PROJET « LA ROUTE DE L'ESCLAVE » : LE VICE-PRESIDENT KABLAN DUNCAN PROCEDE AU LANCEMENT OFFICIEL A TIASSALE  ( 06-07-2017 ) 

Cabinet du Premier Ministre Le Vice-Président de la République, SEM Daniel Kablan Duncan, en compagnie de l'ex-Président béninois, Nicéphore Soglo a procédé le 06 juillet à Kanga-Nianzè, dans le département de Tiassalé, au dévoilement de la stèle marquant officiellement le lancement le projet « La Route de l'esclave ». Initiative du Ministère de la Culture et de la Francophonie et du Ministère du Tourisme, en partenariat avec l'UNESCO, le projet « La Route de l'esclave » est le rappel du passage de la traite négrière sur les côtes de vent atlantique, notamment à Cap-Lahou ou Lahou-Kpanda, appelé aujourd'hui Grand-Lahou entre le XVè et XIXè siècle.

Autrefois passage des esclaves avant leur embarcation à Lahou-Kpanda, le village Kanga-Gnianzé (Kanga, fils du village, signifie « esclave » et Nianzè, « rivière » en langue locale) était le village dont la rivière « Nianzè » servait de dernier bain purificatoire aux déportés.

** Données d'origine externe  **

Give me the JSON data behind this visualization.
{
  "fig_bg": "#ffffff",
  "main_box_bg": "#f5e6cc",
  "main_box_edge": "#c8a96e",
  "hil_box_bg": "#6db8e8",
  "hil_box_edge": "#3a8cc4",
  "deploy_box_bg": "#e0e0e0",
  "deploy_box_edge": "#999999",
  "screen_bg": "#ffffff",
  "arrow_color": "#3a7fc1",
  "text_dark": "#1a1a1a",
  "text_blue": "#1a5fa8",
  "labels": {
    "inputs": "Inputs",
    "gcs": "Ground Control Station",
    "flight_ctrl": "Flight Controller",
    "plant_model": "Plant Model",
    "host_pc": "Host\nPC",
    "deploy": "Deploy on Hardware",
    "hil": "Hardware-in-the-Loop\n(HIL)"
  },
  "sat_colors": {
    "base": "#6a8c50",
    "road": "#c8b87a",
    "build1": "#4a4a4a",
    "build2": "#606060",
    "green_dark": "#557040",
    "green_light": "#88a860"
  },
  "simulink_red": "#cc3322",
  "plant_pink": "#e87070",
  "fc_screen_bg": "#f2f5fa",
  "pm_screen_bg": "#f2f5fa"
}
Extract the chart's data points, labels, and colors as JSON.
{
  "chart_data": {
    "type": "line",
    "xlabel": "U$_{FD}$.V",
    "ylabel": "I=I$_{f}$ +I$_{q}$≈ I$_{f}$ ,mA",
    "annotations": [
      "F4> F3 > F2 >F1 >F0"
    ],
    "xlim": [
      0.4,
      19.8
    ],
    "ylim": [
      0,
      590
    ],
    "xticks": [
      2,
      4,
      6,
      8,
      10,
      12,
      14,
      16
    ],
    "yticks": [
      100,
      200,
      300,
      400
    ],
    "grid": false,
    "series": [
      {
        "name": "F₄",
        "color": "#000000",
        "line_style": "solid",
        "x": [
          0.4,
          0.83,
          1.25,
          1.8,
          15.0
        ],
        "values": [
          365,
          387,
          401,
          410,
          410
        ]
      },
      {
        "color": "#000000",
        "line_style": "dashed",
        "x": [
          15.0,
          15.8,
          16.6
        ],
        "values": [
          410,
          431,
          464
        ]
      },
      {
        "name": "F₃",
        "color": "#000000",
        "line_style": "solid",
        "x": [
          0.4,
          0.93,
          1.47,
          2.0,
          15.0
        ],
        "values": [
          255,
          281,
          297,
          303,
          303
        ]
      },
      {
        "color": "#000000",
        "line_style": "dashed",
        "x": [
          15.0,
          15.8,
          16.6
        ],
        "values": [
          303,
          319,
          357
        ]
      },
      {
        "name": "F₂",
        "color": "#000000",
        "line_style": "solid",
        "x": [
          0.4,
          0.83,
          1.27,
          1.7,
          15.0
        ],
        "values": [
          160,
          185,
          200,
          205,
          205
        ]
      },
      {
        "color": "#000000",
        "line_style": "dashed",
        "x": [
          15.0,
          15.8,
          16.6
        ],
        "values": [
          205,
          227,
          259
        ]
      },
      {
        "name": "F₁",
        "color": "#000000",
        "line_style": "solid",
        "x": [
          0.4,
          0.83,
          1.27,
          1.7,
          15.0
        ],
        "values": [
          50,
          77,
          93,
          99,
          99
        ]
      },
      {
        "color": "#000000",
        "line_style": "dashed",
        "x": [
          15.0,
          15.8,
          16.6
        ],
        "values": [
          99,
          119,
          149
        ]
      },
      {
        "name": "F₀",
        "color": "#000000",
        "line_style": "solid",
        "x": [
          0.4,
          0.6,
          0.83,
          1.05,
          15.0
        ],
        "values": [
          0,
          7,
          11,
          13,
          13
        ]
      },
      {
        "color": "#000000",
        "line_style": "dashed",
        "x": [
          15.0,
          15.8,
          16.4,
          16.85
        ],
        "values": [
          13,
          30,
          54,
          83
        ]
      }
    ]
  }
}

Cette cérémonie de lancement a été enrichie par la présence de sommités politiques, culturelles, scientifiques et sportives venues d'Amérique, de France, d'Afrique et de Côte d'Ivoire. Entre autres, l'ex-footballeur international Lilian Thuram, d'origine caribéenne, par ailleurs patron de la Fondation « Education contre le racisme », le conservateur de la Maison des esclaves de Gorée au Sénégal, Eloi Coly, le Représentant régional UNESCO à Abuja au Nigéria, Ydo Yao.

Au nom du Président de la République, SEM. Kablan Duncan a rendu hommage à toutes les victimes de l'esclavage. « Ce projet vise à inscrire le devoir de mémoire sur la traite négrière et l'esclavage dans l'agenda mondial, tout en suscitant une appropriation par les Etats, les Gouvernements, les autorités politiques, administratives, coutumières et religieuses, de même que par les intellectuels et les universitaires », a-t-il expliqué.

A travers ce projet, a-t-il ajouté, « il s'agit de rétablir la vérité, réhabiliter notre patrimoine socio-culturel en lien avec la traite des esclaves pour en faire une force, et non plus un passé handicapant ».
De son côté, M. Nicéphore Soglo a souligné : « nos frères de la diaspora sont notre conscience et notre mémoire. C'est autour de ces vestiges comme le mémorial de Kanga-Nianzè que l'Afrique doit se rassembler pour faire son autopsie ».

Quant à Mme Henriette Dagri Diabaté, Grande Chancelière et historienne, elle a déclaré que « ce projet est le pont de jonction entre le Nord, le Sud, l'Est et l'Ouest ». Puis elle indiqué que « c'est de notre responsabilité, en tant qu'intellectuels, en tant que nations, de continuer le travail de nos devanciers ».
Pour sa part, le Ministre de la Culture et de la Francophonie, Maurice Bandaman a demandé « Pardon » aux enfants des victimes de l'esclavage, notamment « aux afro-américains et afro-caribéens » dont une forte délégation était présente à cette cérémonie.

S'il a soutenu que cet acte vise « un rapprochement des peuples et un dialogue interculturel », il a aussi plaidé afin qu'il soit institué une «Journée panafricaine des esclaves » en guise de repentance et de mémoire.
A son tour, le Ministre du Tourisme, Siandou Fofana, a déclaré que « la Route de l'Esclave » contribuera à l'essor touristique et à faire de la Côte d'Ivoire, un hub touristique culturel en Afrique de l'Ouest.
Au nom de l'UNESCO, M. Ydo Yao a réitéré l'engagement de son Organisation à soutenir cette initiative.

Adopté par une résolution sur le devoir de mémoire en lien avec l'esclavage et la traite négrière (Résolution 27/C/3.13) de l'UNESCO en la 26è session de sa Conférence générale en 1993, le projet « la Route de l'Esclave » ou « Route du Dialogue » a été lancé le 1er septembre 1994 à Ouidah au Bénin.

Il vise à briser le silence sur la tragédie de la traite négrière et de l'esclavage, mettre en lumière de manière objective ses conséquences sur les sociétés modernes, notamment les transformations globales et les interactions culturelles entre les peuples et contribuer à la culture de la paix et à la coexistence pacifique entre les peuples.